The experiment on real datasets demonstrates the effectiveness and usefulness of the proposed approach. We crawled learner information and their course selection information from the MOOC College (http://mooc.guokr.com) which is the Chinese online MOOC learning community. The dataset contains 2000 learners’ information and 12,076 valid course selection records. As for data processing, firstly, we use clustering algorithm to cluster. Learners who have the similar interest, knowledge level, and learning expectation are combined into the same group through clustering. Then, we use association rule mining to mine course association relationship among each group. Table 16.1 presents the association results of one group. The main interest of this group’s member is computer science, and the knowledge level for the group is intermediate level. This cluster contains 4014 information of courses selected by 372 students and involves about 40 online courses.

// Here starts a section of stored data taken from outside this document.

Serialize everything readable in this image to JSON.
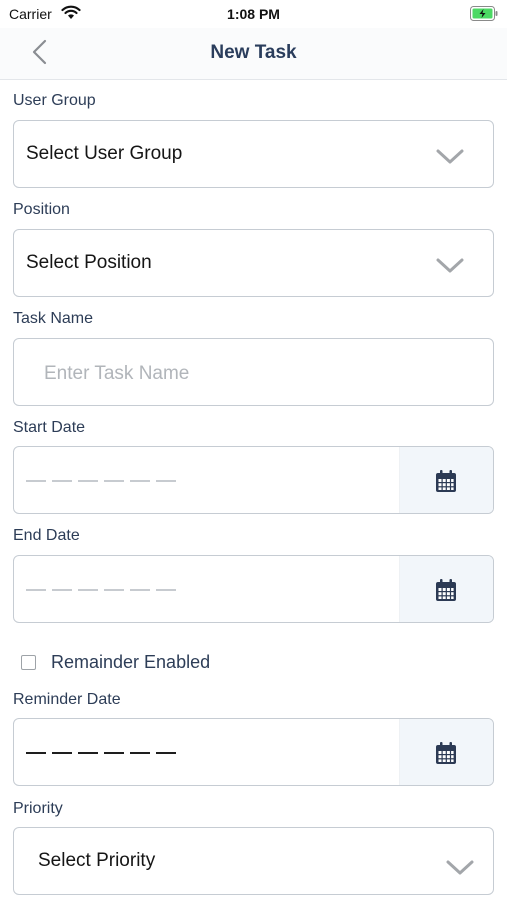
{
  "status_bar": {
    "carrier": "Carrier",
    "time": "1:08 PM"
  },
  "nav": {
    "title": "New Task"
  },
  "form": {
    "user_group": {
      "label": "User Group",
      "value": "Select User Group"
    },
    "position": {
      "label": "Position",
      "value": "Select Position"
    },
    "task_name": {
      "label": "Task Name",
      "placeholder": "Enter Task Name"
    },
    "start_date": {
      "label": "Start Date"
    },
    "end_date": {
      "label": "End Date"
    },
    "reminder_toggle": {
      "label": "Remainder Enabled",
      "checked": false
    },
    "reminder_date": {
      "label": "Reminder Date"
    },
    "priority": {
      "label": "Priority",
      "value": "Select Priority"
    }
  },
  "colors": {
    "accent": "#2a3d5c",
    "label": "#2d3d57",
    "border": "#c6ccd3",
    "calendar_bg": "#f2f6fa"
  },
  "icons": [
    "wifi-icon",
    "battery-icon",
    "back-chevron-icon",
    "chevron-down-icon",
    "calendar-icon"
  ]
}
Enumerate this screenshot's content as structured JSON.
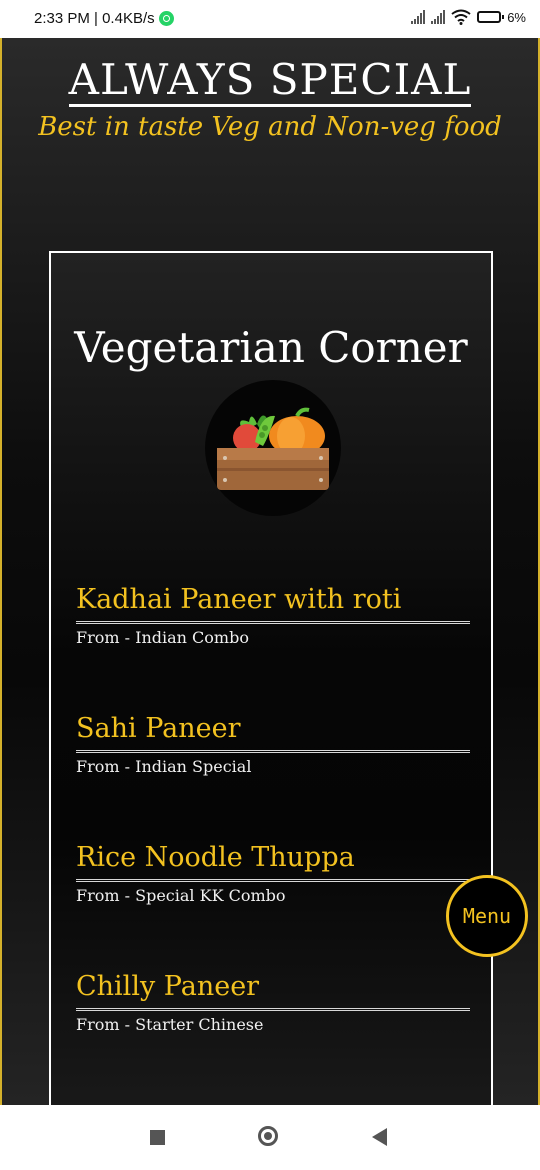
{
  "status_bar": {
    "time_speed": "2:33 PM | 0.4KB/s",
    "battery": "6%"
  },
  "header": {
    "brand": "ALWAYS SPECIAL",
    "tagline": "Best in taste Veg and Non-veg food"
  },
  "section": {
    "title": "Vegetarian Corner",
    "image_icon": "vegetable-crate-icon"
  },
  "items": [
    {
      "name": "Kadhai Paneer with roti",
      "from": "From - Indian Combo"
    },
    {
      "name": "Sahi Paneer",
      "from": "From - Indian Special"
    },
    {
      "name": "Rice Noodle Thuppa",
      "from": "From - Special KK Combo"
    },
    {
      "name": "Chilly Paneer",
      "from": "From - Starter Chinese"
    }
  ],
  "menu_button": "Menu",
  "colors": {
    "accent": "#f3c220",
    "background": "#0b0b0b",
    "border": "#ffffff"
  }
}
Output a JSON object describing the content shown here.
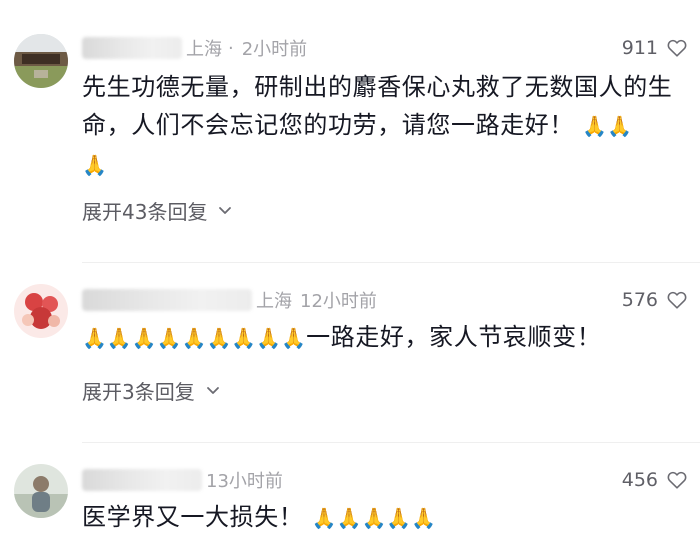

Table 16.1 shows course association rules of system mining. System needs to configure mine support and mine confidence. Confidence is a measure of strength of the association rules. In Table 16.1, “A → B Conf” means percentage of course records that contain course A also contain course B together. Support is the percentage of course records that contain course A and course B to the total number of course records. In our study, we configure that the minimum support is 0.1 and minimum confidence is 0.5. As a result, we get the following 15 effective association rules which meet this condition.

Table 16.1 The results of course association rule based on Apriori algorithm

From the result of association, it seems that there are high associations among learners’ course choices. For example, “R programming → data scientist’s toolbox conf” is 58.6 %, which means that 58.6 % of learners who have learned “R programming” also have learned “data scientist’s toolbox.” In addition, we also know that “C language programming” and “data structure” have strong correlation. Therefore, we can recommend information for students according to the relevant rules. If a learner has learned “C language programming” and “getting and cleaning data,” we should recommend “R programming,” “data scientist’s toolbox,” “exploratory data analysis,” and “data structure” for him based the association rules.

16.6 Conclusion

In this paper, we propose a general architecture of learning recommender system for smart learning environment. The kernel idea is to adopt data mining approach to recommend learning resources and utilize social interaction computing to recommend learning peers. By combining k-means and Apriori algorithm, the proposed recommender system can recommend suitable resources more easily and effectively. As well, users’ credibility network is constructed for recommending learning peers. The experiment on real datasets demonstrates the effectiveness and usefulness of the proposed approach.

The proposed recommender system is still in its early stage, and more work needs to be done in the future, such as (1) providing sequential-based resource recommendation; (2) considering the implicit attributes of learners; and (3) implementing the recommender system prototype and applying it in the practical settings.